Яичко давалось, но тут же и отбиралось, потому что у Аси кроме камешков и ракушек в резерве морской мечты не было ничего. Иногда я ее, за эти ракушки, била.

С Асей К Морю дробилось на гравий, со старшей сестрой Валерией, море знавшей по Крыму, превращалось в татарские туфли - и дачи - и глицинии - в скалу Деву и в скалу Монах, во все что угодно превращалось - кроме самого себя, и от моего моря после таких "давай помечтаем" не оставалось ничего, кроме моего тоскливого неузнавания.

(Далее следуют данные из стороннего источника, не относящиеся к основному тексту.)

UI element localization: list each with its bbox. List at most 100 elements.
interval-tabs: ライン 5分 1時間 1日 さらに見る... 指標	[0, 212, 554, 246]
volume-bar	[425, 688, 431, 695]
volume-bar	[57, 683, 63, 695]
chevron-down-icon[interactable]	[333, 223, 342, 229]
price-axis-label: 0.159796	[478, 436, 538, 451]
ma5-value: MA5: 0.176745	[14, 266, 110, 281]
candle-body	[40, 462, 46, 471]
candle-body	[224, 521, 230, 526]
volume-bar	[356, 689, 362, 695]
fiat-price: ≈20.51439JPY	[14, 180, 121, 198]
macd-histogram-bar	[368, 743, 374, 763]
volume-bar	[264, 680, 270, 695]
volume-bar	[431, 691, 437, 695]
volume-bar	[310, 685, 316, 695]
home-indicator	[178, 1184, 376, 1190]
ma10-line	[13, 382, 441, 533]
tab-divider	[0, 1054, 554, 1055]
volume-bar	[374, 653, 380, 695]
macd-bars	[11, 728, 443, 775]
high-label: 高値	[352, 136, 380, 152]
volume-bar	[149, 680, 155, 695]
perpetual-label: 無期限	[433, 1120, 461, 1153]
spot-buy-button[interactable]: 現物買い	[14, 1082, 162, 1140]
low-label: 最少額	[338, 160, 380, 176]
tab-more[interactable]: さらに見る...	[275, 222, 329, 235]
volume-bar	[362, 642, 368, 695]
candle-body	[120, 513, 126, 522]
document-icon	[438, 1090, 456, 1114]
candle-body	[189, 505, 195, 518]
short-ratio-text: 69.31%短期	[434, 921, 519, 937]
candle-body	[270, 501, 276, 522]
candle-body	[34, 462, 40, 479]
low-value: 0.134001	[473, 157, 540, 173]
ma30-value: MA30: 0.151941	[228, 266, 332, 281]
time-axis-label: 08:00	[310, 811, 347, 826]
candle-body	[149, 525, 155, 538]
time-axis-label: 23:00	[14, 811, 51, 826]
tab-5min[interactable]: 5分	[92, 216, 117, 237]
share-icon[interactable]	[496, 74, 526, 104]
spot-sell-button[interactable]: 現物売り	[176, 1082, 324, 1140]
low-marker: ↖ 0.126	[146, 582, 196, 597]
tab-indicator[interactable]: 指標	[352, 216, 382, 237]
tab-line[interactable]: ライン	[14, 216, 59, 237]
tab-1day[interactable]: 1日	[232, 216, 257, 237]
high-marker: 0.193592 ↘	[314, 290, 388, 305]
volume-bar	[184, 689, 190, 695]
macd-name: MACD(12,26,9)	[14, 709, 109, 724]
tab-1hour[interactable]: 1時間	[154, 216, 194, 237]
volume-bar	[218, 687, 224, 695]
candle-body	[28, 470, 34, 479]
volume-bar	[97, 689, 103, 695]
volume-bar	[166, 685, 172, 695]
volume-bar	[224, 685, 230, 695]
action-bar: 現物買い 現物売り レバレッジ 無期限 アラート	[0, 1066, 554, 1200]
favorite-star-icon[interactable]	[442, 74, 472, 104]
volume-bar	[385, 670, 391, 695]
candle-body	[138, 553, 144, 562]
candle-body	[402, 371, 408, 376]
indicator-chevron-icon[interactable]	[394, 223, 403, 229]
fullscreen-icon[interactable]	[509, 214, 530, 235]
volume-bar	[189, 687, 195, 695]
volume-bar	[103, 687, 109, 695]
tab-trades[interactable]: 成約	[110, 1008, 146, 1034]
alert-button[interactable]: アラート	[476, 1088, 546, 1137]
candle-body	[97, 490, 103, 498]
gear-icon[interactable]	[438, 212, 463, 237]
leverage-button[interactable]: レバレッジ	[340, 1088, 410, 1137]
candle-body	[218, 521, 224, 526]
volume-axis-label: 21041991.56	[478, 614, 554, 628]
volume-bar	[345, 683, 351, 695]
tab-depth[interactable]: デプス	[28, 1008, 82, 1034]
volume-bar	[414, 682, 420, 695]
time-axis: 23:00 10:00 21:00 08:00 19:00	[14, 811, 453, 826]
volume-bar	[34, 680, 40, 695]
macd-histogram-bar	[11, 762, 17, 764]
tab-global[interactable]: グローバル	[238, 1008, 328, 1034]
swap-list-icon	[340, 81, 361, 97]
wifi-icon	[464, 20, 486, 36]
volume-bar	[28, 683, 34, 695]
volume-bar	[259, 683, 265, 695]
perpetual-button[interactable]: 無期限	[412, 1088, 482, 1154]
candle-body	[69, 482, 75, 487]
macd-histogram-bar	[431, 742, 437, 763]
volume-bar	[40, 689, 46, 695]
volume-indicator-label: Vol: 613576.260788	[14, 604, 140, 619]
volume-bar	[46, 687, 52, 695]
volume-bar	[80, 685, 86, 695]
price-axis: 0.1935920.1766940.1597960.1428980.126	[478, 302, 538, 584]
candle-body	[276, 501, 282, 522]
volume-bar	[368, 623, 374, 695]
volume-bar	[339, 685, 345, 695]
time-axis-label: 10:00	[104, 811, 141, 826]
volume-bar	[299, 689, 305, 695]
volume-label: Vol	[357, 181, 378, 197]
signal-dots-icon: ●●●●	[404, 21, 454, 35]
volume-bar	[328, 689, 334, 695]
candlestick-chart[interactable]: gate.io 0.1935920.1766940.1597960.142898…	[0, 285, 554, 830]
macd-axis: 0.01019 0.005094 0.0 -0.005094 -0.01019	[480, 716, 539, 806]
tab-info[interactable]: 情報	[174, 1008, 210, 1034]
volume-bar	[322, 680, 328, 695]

Чего же я от них - Аси, Валерии, гувернантки Марии Генриховны, горничной Ариши, тоже ехавшей, - хотела?

Может быть - памятника Пушкина на Тверском бульваре, а под ними говора волн? Но нет - даже не этого. Ничего зрительного и предметного в моем к морю не было, были шумы - той розовой австралийской раковины прижатой к уху, и смутные видения - того Байрона и того Наполеона, которых я даже не знала лиц, и, главное, - звуки слов, и - самое главное - тоска: пушкинского призвания и прощания.

И если Ася, кем-то наученная, говорила "камешки, ракушки", если Валерия, крымским опытом наученная, называла глицинии и Симеиз, я, при всем своем желании, не могла сказать - назвать - ничего.